How are ABOS iron condor max profit and max loss calculated?
Max profit equals the net credit times 100 inside the inner strikes; max loss equals wing width minus credit times 100. Two breakevens at inner strikes plus and minus the credit. For the ABOS iron condor priced from the end-of-day chain at a 30-day expiry (ATM IV 367.00%), the computed maximum profit is unbounded per contract and the computed maximum loss is unbounded per contract. Live intraday quotes will differ as the chain moves through the trading session.
What is the breakeven for a ABOS iron condor?

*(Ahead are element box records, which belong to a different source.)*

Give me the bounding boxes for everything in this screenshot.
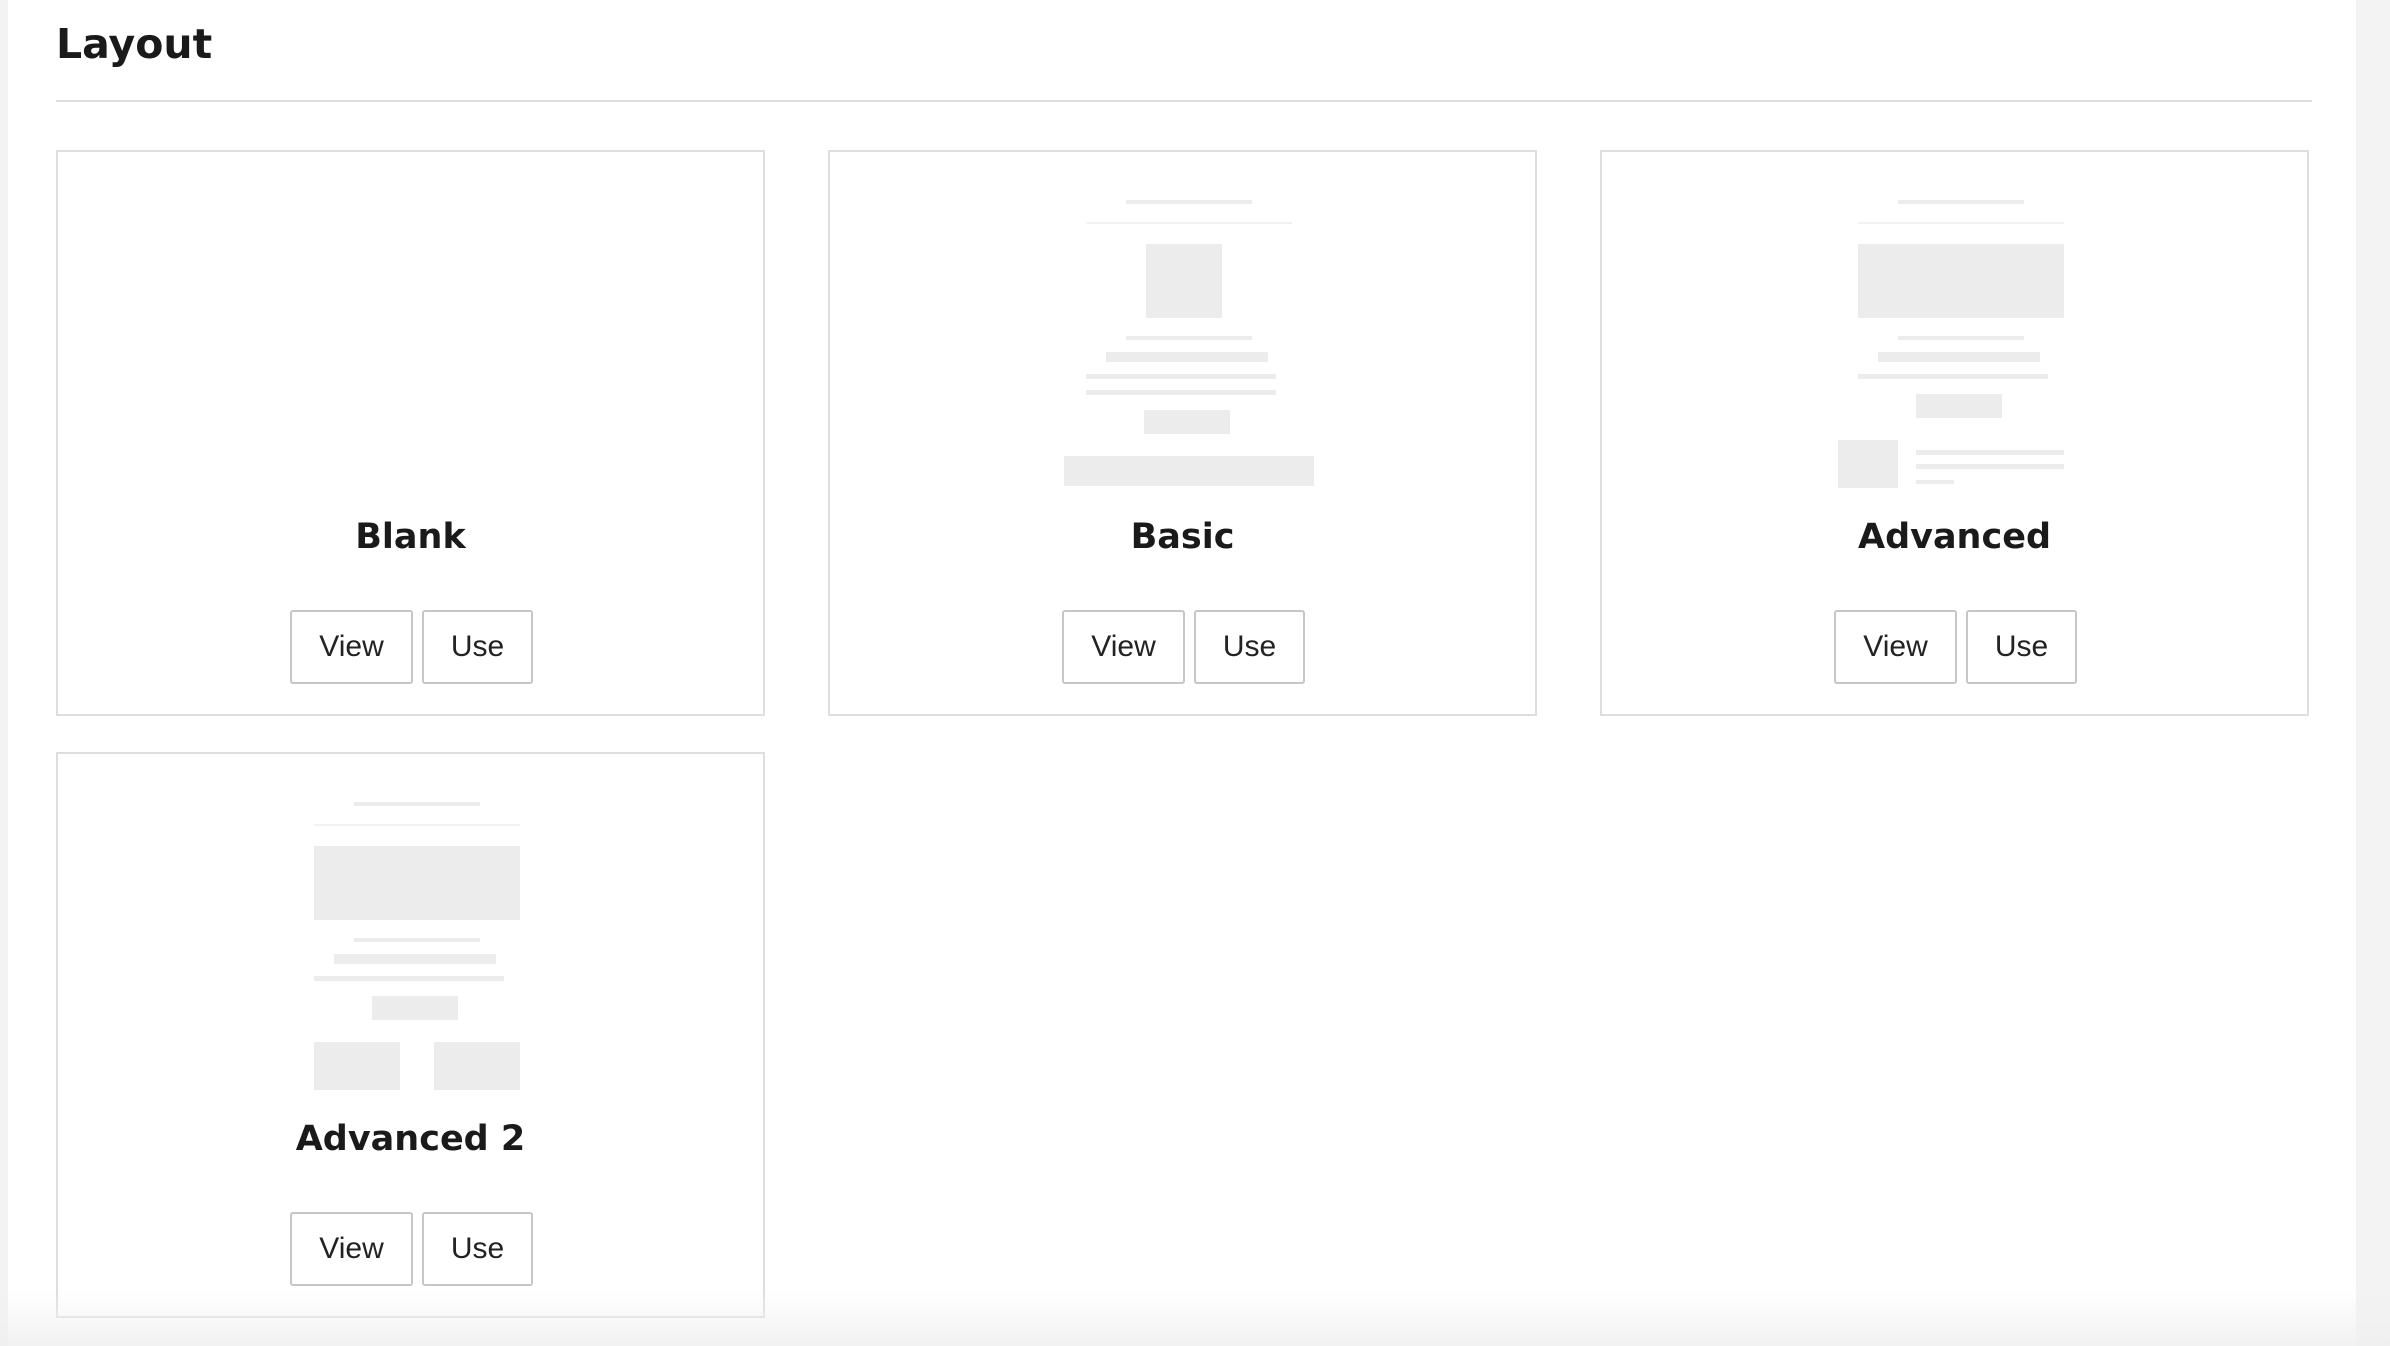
use-button-advanced-2[interactable]: Use — [422, 1212, 533, 1286]
view-button-blank[interactable]: View — [290, 610, 413, 684]
use-button-basic[interactable]: Use — [1194, 610, 1305, 684]
layout-card-title: Advanced 2 — [295, 1119, 526, 1159]
layout-card-title: Advanced — [1857, 517, 2052, 557]
view-button-advanced-2[interactable]: View — [290, 1212, 413, 1286]
layout-card-basic: Basic View Use — [828, 150, 1537, 716]
layout-card-blank: Blank View Use — [56, 150, 765, 716]
view-button-advanced[interactable]: View — [1834, 610, 1957, 684]
layout-card-title: Basic — [1130, 517, 1235, 557]
page-title: Layout — [56, 20, 213, 68]
layout-card-title: Blank — [355, 517, 466, 557]
title-divider — [56, 100, 2312, 102]
layout-card-advanced-2: Advanced 2 View Use — [56, 752, 765, 1318]
layout-card-advanced: Advanced View Use — [1600, 150, 2309, 716]
view-button-basic[interactable]: View — [1062, 610, 1185, 684]
use-button-advanced[interactable]: Use — [1966, 610, 2077, 684]
use-button-blank[interactable]: Use — [422, 610, 533, 684]
layout-panel: Layout Blank View Use Basic View Use Adv… — [8, 0, 2356, 1346]
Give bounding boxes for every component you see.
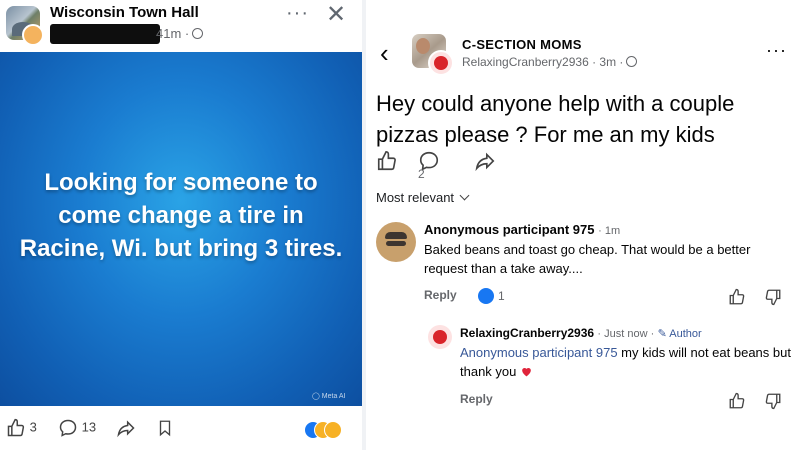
reply-author-avatar[interactable] (428, 325, 452, 349)
like-reaction-icon[interactable] (478, 288, 494, 304)
back-icon[interactable]: ‹ (380, 38, 389, 69)
left-post-panel: Wisconsin Town Hall 41m · ··· ✕ Looking … (0, 0, 362, 450)
group-name[interactable]: Wisconsin Town Hall (50, 4, 199, 21)
reply-button[interactable]: Reply (424, 288, 457, 302)
post-text: Hey could anyone help with a couple pizz… (376, 91, 735, 147)
close-icon[interactable]: ✕ (326, 0, 346, 29)
post-image[interactable]: Looking for someone to come change a tir… (0, 52, 362, 406)
share-button[interactable] (116, 418, 136, 438)
comment-text: Baked beans and toast go cheap. That wou… (424, 242, 751, 276)
reply-button[interactable]: Reply (460, 392, 493, 406)
downvote-icon[interactable] (764, 288, 782, 311)
globe-icon (626, 56, 638, 67)
wow-reaction-icon (324, 421, 342, 439)
upvote-icon[interactable] (728, 392, 746, 415)
comment-button[interactable]: 2 (418, 150, 440, 189)
post-header: Wisconsin Town Hall 41m · ··· ✕ (0, 0, 362, 52)
comment-sort-dropdown[interactable]: Most relevant (376, 190, 470, 205)
comment-actions: Reply 1 (424, 288, 794, 308)
post-subtitle: RelaxingCranberry2936 · 3m · (462, 55, 638, 69)
comment-count: 13 (81, 419, 97, 435)
post-image-text: Looking for someone to come change a tir… (19, 169, 343, 262)
thumbs-up-icon (7, 418, 25, 437)
thumbs-up-icon (377, 151, 396, 171)
right-post-panel: ‹ C-SECTION MOMS RelaxingCranberry2936 ·… (366, 0, 800, 450)
downvote-icon[interactable] (764, 392, 782, 415)
reply-text: Anonymous participant 975 my kids will n… (460, 345, 791, 379)
group-name[interactable]: C-SECTION MOMS (462, 37, 582, 52)
comment-button[interactable]: 13 (58, 418, 96, 438)
comment-time: · 1m (598, 225, 621, 237)
like-count: 3 (29, 419, 37, 435)
upvote-icon[interactable] (728, 288, 746, 311)
share-button[interactable] (474, 150, 496, 175)
like-button[interactable] (376, 150, 398, 175)
comment-author[interactable]: Anonymous participant 975 · 1m (424, 222, 620, 237)
globe-icon (192, 28, 204, 39)
redacted-author-name (50, 24, 160, 44)
share-icon (117, 420, 135, 438)
chevron-down-icon (459, 190, 470, 201)
reply-time: · Just now · (597, 328, 655, 340)
meta-ai-watermark: ◯ Meta AI (312, 393, 346, 400)
heart-icon (522, 367, 531, 377)
more-options-icon[interactable]: ··· (286, 2, 309, 25)
more-options-icon[interactable]: ··· (766, 40, 787, 61)
share-icon (475, 152, 495, 172)
anonymous-avatar[interactable] (376, 222, 416, 262)
post-actions-bar: 3 13 (0, 412, 362, 448)
sort-label: Most relevant (376, 190, 455, 205)
user-avatar[interactable] (428, 50, 454, 76)
comment-count: 2 (418, 167, 425, 181)
author-badge: ✎ Author (657, 328, 702, 340)
user-avatar[interactable] (22, 24, 44, 46)
mention-link[interactable]: Anonymous participant 975 (460, 345, 618, 360)
save-button[interactable] (156, 418, 174, 438)
post-time: 41m · (156, 26, 204, 41)
reaction-count[interactable]: 1 (498, 289, 505, 303)
reply-author[interactable]: RelaxingCranberry2936 · Just now · ✎ Aut… (460, 326, 702, 340)
like-button[interactable]: 3 (6, 418, 37, 438)
bookmark-icon (159, 420, 171, 437)
reply-actions: Reply (460, 392, 794, 412)
comment-icon (59, 419, 77, 437)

The breakeven for the ABOS iron condor priced on this page is no defined breakeven on the modeled curve at expiration, derived from end-of-day chain premiums. Breakeven is the underlying price at which the strategy's P&L crosses zero ignoring transaction costs and assignment risk. The current ABOS market-implied 1-standard-deviation expected move is approximately 105.22%; if the move sits well outside the breakeven distance, the structure's risk-reward becomes correspondingly tighter.
When should you consider a iron condor on ABOS?
Iron condors on ABOS are a delta-neutral premium-collection structure that profits if ABOS stock stays inside the inner short strikes; short strikes typically sit near 1 standard deviation from spot.
How does current ABOS implied volatility affect this iron condor?
ABOS ATM IV is at 367.00% with IV rank near 100.00%, which is elevated relative to its 1-year range. Premium-selling structures (covered call, cash-secured put, iron condor) generally look more attractive when IV rank is high; premium-buying structures (long call, long put, debit spreads) are more expensive in that regime.